June 22, 2018

FROM THE DOSSIER TO PAPADOPOULOS, OBAMA’S STATE DEPARTMENT HAD EARLY ROLE IN TRUMP-RUSSIA PROBE

Drip by drip, details have emerged over the past several months showing the Department of State under the Obama administration played a larger role at key junctures in the Trump-Russia probe than previously known.

State Department officials obtained and reviewed parts of the infamous Steele dossier by mid-July 2016, well before FBI headquarters had access to the document. The U.S. embassy in London was also an early recipient of information about former Trump campaign adviser George Papadopoulos that the FBI would use to justify opening its counterintelligence investigation in late July 2016. And in a little-noticed Senate hearing on Wednesday, it was revealed that dossier author Christopher Steele briefed State Department officials at Foggy Bottom in October 2016.
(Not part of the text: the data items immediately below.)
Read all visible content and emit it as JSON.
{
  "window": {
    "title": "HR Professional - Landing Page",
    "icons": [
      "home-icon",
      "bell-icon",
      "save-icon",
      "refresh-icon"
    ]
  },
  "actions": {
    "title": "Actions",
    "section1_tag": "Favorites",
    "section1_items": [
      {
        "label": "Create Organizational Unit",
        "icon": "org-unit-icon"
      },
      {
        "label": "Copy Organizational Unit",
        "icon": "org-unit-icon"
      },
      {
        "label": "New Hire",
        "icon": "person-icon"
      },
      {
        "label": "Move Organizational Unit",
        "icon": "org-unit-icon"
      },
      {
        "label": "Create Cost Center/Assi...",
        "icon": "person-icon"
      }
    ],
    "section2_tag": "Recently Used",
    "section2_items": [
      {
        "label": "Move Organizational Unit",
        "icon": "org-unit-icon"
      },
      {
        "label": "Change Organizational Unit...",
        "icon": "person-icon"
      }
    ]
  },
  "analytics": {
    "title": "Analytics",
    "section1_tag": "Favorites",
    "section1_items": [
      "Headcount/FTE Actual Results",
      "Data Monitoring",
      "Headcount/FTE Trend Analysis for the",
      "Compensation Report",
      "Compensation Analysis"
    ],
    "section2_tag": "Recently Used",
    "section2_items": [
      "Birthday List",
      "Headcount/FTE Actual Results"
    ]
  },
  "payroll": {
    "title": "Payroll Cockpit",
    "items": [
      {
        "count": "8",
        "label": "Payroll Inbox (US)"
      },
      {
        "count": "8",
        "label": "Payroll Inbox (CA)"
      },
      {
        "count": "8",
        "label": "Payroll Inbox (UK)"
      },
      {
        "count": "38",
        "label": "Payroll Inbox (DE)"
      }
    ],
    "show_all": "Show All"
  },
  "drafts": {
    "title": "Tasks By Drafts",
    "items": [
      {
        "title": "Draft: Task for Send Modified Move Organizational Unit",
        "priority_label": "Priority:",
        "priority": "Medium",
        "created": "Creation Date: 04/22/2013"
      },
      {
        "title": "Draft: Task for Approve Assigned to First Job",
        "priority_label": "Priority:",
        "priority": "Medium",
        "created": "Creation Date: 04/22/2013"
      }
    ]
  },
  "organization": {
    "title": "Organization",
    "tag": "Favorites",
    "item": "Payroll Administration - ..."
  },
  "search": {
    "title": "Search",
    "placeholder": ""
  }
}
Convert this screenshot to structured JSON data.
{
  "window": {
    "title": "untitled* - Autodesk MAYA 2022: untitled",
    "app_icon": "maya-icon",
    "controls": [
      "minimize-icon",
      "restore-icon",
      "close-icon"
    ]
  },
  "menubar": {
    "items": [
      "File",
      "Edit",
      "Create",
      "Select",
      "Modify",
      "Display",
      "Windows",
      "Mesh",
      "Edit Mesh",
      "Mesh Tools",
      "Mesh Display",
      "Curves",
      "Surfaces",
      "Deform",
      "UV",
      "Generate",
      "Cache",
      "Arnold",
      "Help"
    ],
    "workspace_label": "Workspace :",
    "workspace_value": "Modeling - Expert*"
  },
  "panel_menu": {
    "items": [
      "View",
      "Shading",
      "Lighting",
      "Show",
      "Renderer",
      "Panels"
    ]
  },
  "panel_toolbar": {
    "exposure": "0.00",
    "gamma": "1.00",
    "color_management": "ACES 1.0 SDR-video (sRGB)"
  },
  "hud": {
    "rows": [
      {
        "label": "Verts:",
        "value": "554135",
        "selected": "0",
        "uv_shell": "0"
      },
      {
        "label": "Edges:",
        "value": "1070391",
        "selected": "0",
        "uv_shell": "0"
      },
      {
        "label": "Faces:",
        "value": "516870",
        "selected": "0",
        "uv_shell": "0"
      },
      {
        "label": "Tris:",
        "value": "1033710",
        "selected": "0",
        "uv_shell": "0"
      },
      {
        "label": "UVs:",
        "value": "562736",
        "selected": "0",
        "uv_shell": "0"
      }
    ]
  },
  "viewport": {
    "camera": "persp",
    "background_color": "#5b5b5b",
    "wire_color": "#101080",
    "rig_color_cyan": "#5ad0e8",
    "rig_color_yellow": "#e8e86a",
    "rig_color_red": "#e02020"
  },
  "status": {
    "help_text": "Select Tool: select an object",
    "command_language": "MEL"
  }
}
The briefing suggests closer contacts between Steele and the State Department than the agency has acknowledged.

Three diplomats — Victoria Nuland, Jonathan Winer and Elizabeth Dibble — appear to be key to the State Department’s role in handling Trump-related Russia information.

Nuland, who was the Obama State Department’s top Russia expert, received excerpts of Steele’s dossier in mid-July 2016, about two months before the salacious document would reportedly make its way to the FBI team investigating possible collusion between the Trump campaign and Russian government.